Wednesday, July 26, 2006

T.S.O.P.

Greetings from Philadelphia, where The Mrs. and I are spending a couple of days of our vacation. Although we did the standard tourist bit today--Independence Hall, the Liberty Bell, Benjamin Franklin's grave--we could just as easily have visited some entirely different shrines just by going up some different streets.

Take, for example, Sigma Sound, the studio where Kenny Gamble and Leon Huff created the Sound of Philadelphia in the 1970s. If any site is ready for the museum treatment, like Sun and Stax in Memphis, this is it. It hasn't happened yet, however, and Sigma remains a working studio. The former HQ of Gamble and Huff's Philadelphia International record label, housed in an office building not far from Sigma, might be equally deserving, although I seem to recall that when John A. Jackson tried to visit the site while researching A House on Fire, his recent book on Philly soul, the building's owners wouldn't let him in, claiming to have no interest in the history of the place.

Philadelphia is also the birthplace of American Bandstand, which started as a local TV program in 1952. After original host Bob Horn was arrested for DUI in 1956 and dismissed from the TV station, young Dick Clark took over the show.
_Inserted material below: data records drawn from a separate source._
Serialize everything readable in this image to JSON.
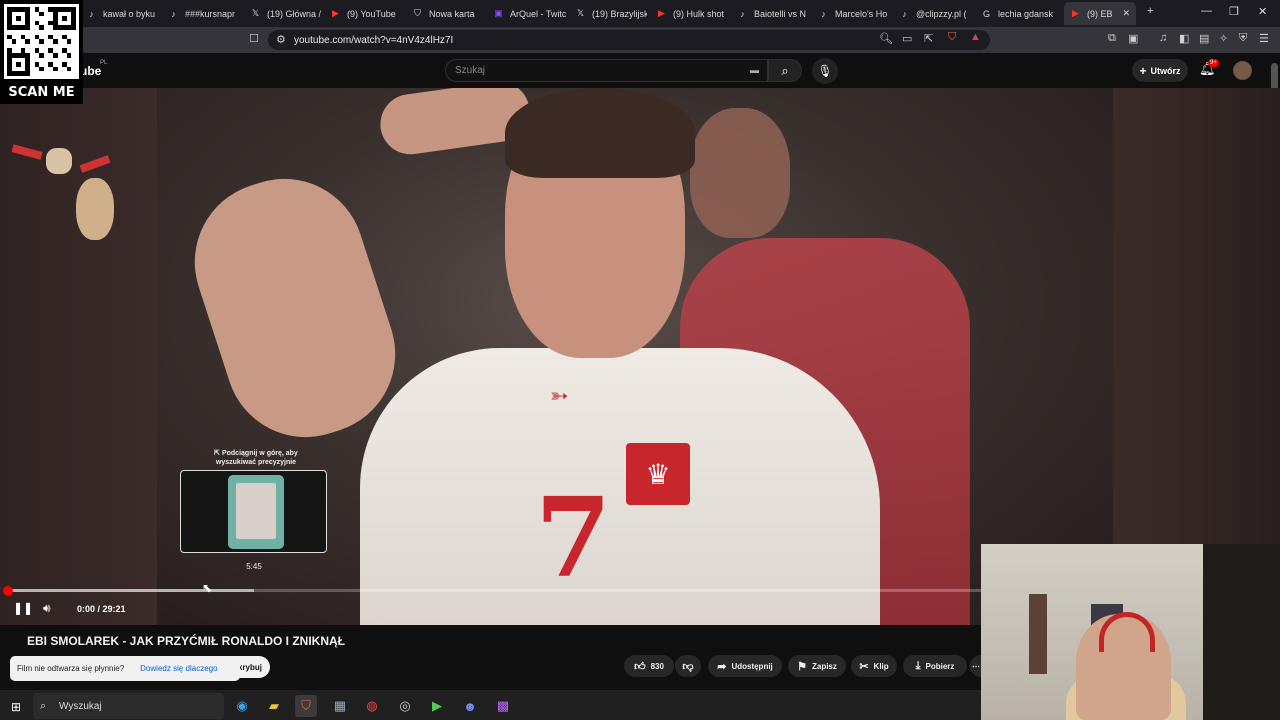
{
  "browser": {
    "tabs": [
      {
        "label": "kawał o byku",
        "icon": "tiktok-icon",
        "glyph": "♪"
      },
      {
        "label": "###kursnapr",
        "icon": "tiktok-icon",
        "glyph": "♪"
      },
      {
        "label": "(19) Główna /",
        "icon": "x-icon",
        "glyph": "𝕏"
      },
      {
        "label": "(9) YouTube",
        "icon": "youtube-icon",
        "glyph": "▶"
      },
      {
        "label": "Nowa karta",
        "icon": "brave-icon",
        "glyph": "⛉"
      },
      {
        "label": "ArQuel - Twitc",
        "icon": "twitch-icon",
        "glyph": "▣"
      },
      {
        "label": "(19) Brazylijsk",
        "icon": "x-icon",
        "glyph": "𝕏"
      },
      {
        "label": "(9) Hulk shot",
        "icon": "youtube-icon",
        "glyph": "▶"
      },
      {
        "label": "Baiotelli vs N",
        "icon": "tiktok-icon",
        "glyph": "♪"
      },
      {
        "label": "Marcelo's Ho",
        "icon": "tiktok-icon",
        "glyph": "♪"
      },
      {
        "label": "@clipzzy.pl (",
        "icon": "tiktok-icon",
        "glyph": "♪"
      },
      {
        "label": "lechia gdansk",
        "icon": "google-icon",
        "glyph": "G"
      },
      {
        "label": "(9) EB",
        "icon": "youtube-icon",
        "glyph": "▶"
      }
    ],
    "url": "youtube.com/watch?v=4nV4z4lHz7I"
  },
  "youtube": {
    "logo_suffix": "ube",
    "region": "PL",
    "search_placeholder": "Szukaj",
    "create_label": "Utwórz",
    "notifications_badge": "9+"
  },
  "overlay": {
    "scan_label": "SCAN ME",
    "seek_hint": "⇱ Podciągnij w górę, aby wyszukiwać precyzyjnie",
    "preview_time": "5:45"
  },
  "player": {
    "timecode": "0:00 / 29:21",
    "progress_fraction": 0.0,
    "hover_fraction": 0.254
  },
  "video": {
    "title": "EBI SMOLAREK - JAK PRZYĆMIŁ RONALDO I ZNIKNĄŁ",
    "likes": "830",
    "share_label": "Udostępnij",
    "save_label": "Zapisz",
    "clip_label": "Klip",
    "download_label": "Pobierz",
    "subscribe_label": "ubskrybuj"
  },
  "toast": {
    "message": "Film nie odtwarza się płynnie?",
    "link": "Dowiedz się dlaczego"
  },
  "taskbar": {
    "search_placeholder": "Wyszukaj"
  }
}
Bandstand went national a year later, retitled American Bandstand, airing on ABC five days a week for 90 minutes a day. (ABC, a low-rent network in those days, had nothing else to run during those hours.) The show went weekly in 1963, and moved to Los Angeles shortly thereafter.
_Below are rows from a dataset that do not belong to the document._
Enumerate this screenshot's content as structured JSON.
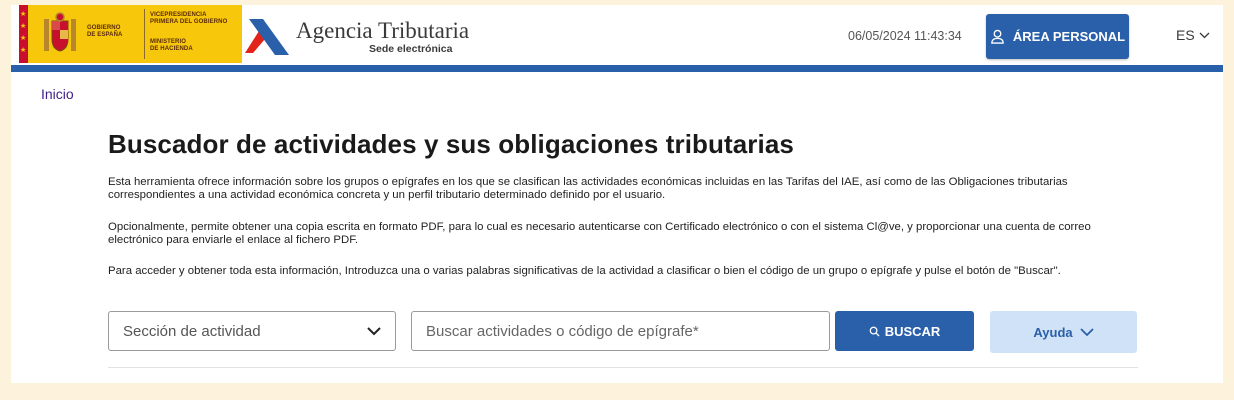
{
  "header": {
    "gov_line1": "GOBIERNO",
    "gov_line2": "DE ESPAÑA",
    "gov_line3": "VICEPRESIDENCIA",
    "gov_line4": "PRIMERA DEL GOBIERNO",
    "gov_line5": "MINISTERIO",
    "gov_line6": "DE HACIENDA",
    "agency_title": "Agencia Tributaria",
    "agency_subtitle": "Sede electrónica",
    "datetime": "06/05/2024 11:43:34",
    "area_personal": "ÁREA PERSONAL",
    "language": "ES"
  },
  "breadcrumb": {
    "home": "Inicio"
  },
  "main": {
    "title": "Buscador de actividades y sus obligaciones tributarias",
    "paragraph1": "Esta herramienta ofrece información sobre los grupos o epígrafes en los que se clasifican las actividades económicas incluidas en las Tarifas del IAE, así como de las Obligaciones tributarias correspondientes a una actividad económica concreta y un perfil tributario determinado definido por el usuario.",
    "paragraph2": "Opcionalmente, permite obtener una copia escrita en formato PDF, para lo cual es necesario autenticarse con Certificado electrónico o con el sistema Cl@ve, y proporcionar una cuenta de correo electrónico para enviarle el enlace al fichero PDF.",
    "paragraph3": "Para acceder y obtener toda esta información, Introduzca una o varias palabras significativas de la actividad a clasificar o bien el código de un grupo o epígrafe y pulse el botón de \"Buscar\"."
  },
  "search": {
    "section_select": "Sección de actividad",
    "placeholder": "Buscar actividades o código de epígrafe*",
    "button": "BUSCAR",
    "help": "Ayuda"
  },
  "colors": {
    "primary": "#2a60aa",
    "gov_yellow": "#f6c70b",
    "help_bg": "#cfe2f7",
    "breadcrumb": "#3d1f8a"
  }
}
During the early years of Bandstand, one of the show's regular dancers was a 13-year-old South Philly kid named Jerry Blavat. In 1961, Blavat started a radio career. He became a raucous Top-40 shouter who called himself "The Geator With the Heater" and "The Boss With the Sauce." He's still on the air today, hosting a syndicated oldies show--and we walked right past his company office today.

Also in the heart of Center City Philadelphia is the site of the original offices of Cameo/Parkway Records. That label is best known for releasing Chubby Checker's monstrous early-60s hits, and for inflicting Bobby Rydell on an unsuspecting American public. It was famous locally as a label that would give almost any Philadelphia kid a chance to become a star.
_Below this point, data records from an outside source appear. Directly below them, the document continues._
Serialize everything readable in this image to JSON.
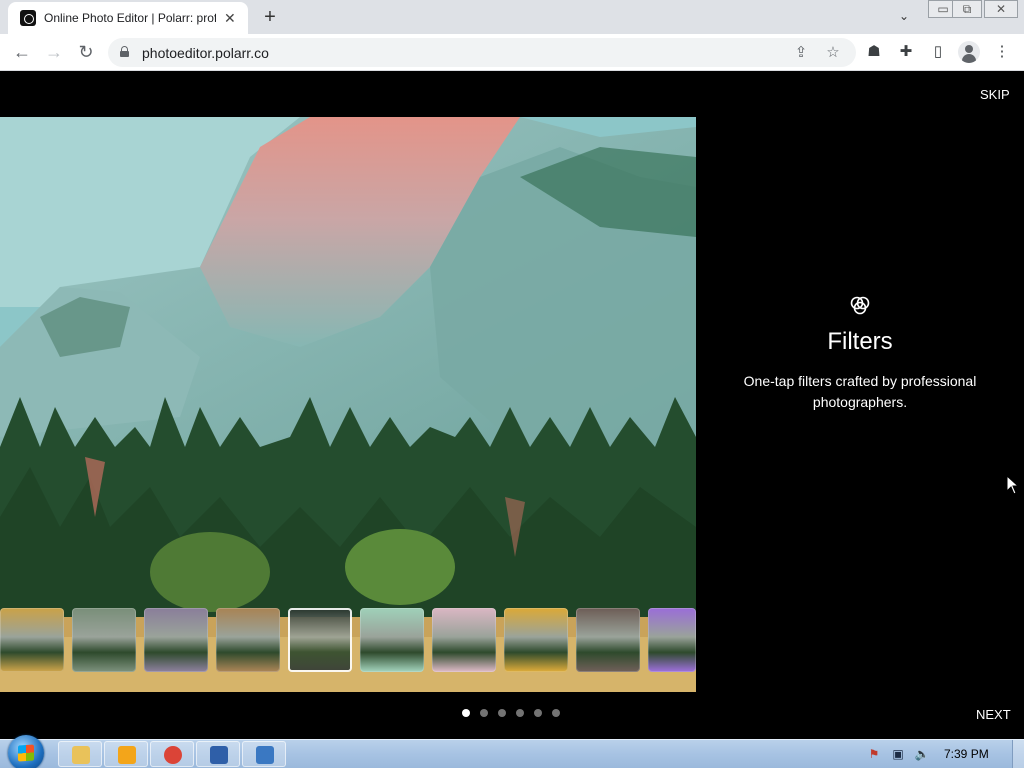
{
  "browser": {
    "tab": {
      "title": "Online Photo Editor | Polarr: prof",
      "close": "✕"
    },
    "new_tab": "+",
    "tab_search": "⌄",
    "window_controls": {
      "minimize": "▭",
      "restore": "⧉",
      "close": "✕"
    },
    "nav": {
      "back": "←",
      "forward": "→",
      "reload": "↻"
    },
    "address": {
      "url": "photoeditor.polarr.co"
    },
    "omnibox_icons": {
      "share": "⇪",
      "bookmark": "☆"
    },
    "toolbar_icons": {
      "extension_hat": "☗",
      "extensions": "✚",
      "side_panel": "▯",
      "menu": "⋮"
    }
  },
  "page": {
    "skip_label": "SKIP",
    "next_label": "NEXT",
    "feature": {
      "title": "Filters",
      "description": "One-tap filters crafted by professional photographers."
    },
    "pagination": {
      "total": 6,
      "active": 1
    },
    "filter_thumbnails": [
      {
        "tint": "#c9a24a",
        "active": false
      },
      {
        "tint": "#7a8f7a",
        "active": false
      },
      {
        "tint": "#8a7f9a",
        "active": false
      },
      {
        "tint": "#a88456",
        "active": false
      },
      {
        "tint": "#2f3a34",
        "active": true
      },
      {
        "tint": "#9fcfb8",
        "active": false
      },
      {
        "tint": "#d8b6c2",
        "active": false
      },
      {
        "tint": "#d9a93a",
        "active": false
      },
      {
        "tint": "#6e5f58",
        "active": false
      },
      {
        "tint": "#9a6fd6",
        "active": false
      }
    ]
  },
  "taskbar": {
    "apps": [
      {
        "name": "file-explorer",
        "color": "#e9c25a"
      },
      {
        "name": "media-player",
        "color": "#f3a51a"
      },
      {
        "name": "chrome",
        "color": "#db4437"
      },
      {
        "name": "document-app",
        "color": "#2f5fa8"
      },
      {
        "name": "window-app",
        "color": "#3a78c2"
      }
    ],
    "tray": {
      "flag": "⚑",
      "network": "▣",
      "volume": "🔈"
    },
    "clock": "7:39 PM"
  },
  "colors": {
    "page_bg": "#000000",
    "taskbar": "#a7c3e3",
    "chrome_tabstrip": "#dee1e6"
  }
}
Gamble, Huff, Clark, Blavat, Checker, Rydell, Cameo/Parkway founders Kal Mann and Dave Appell, and dozens of other Philadelphia music figures, are honored on the Philadelphia Music Alliance Walk of Fame. On our travels today, we walked past plaques honoring Harold Melvin and the Blue Notes, John Coltrane, Bessie Smith, and plenty of others. The list of honorees is a good reminder for a guy from out of town that the Sound of Philadelphia is more than just 70s soul.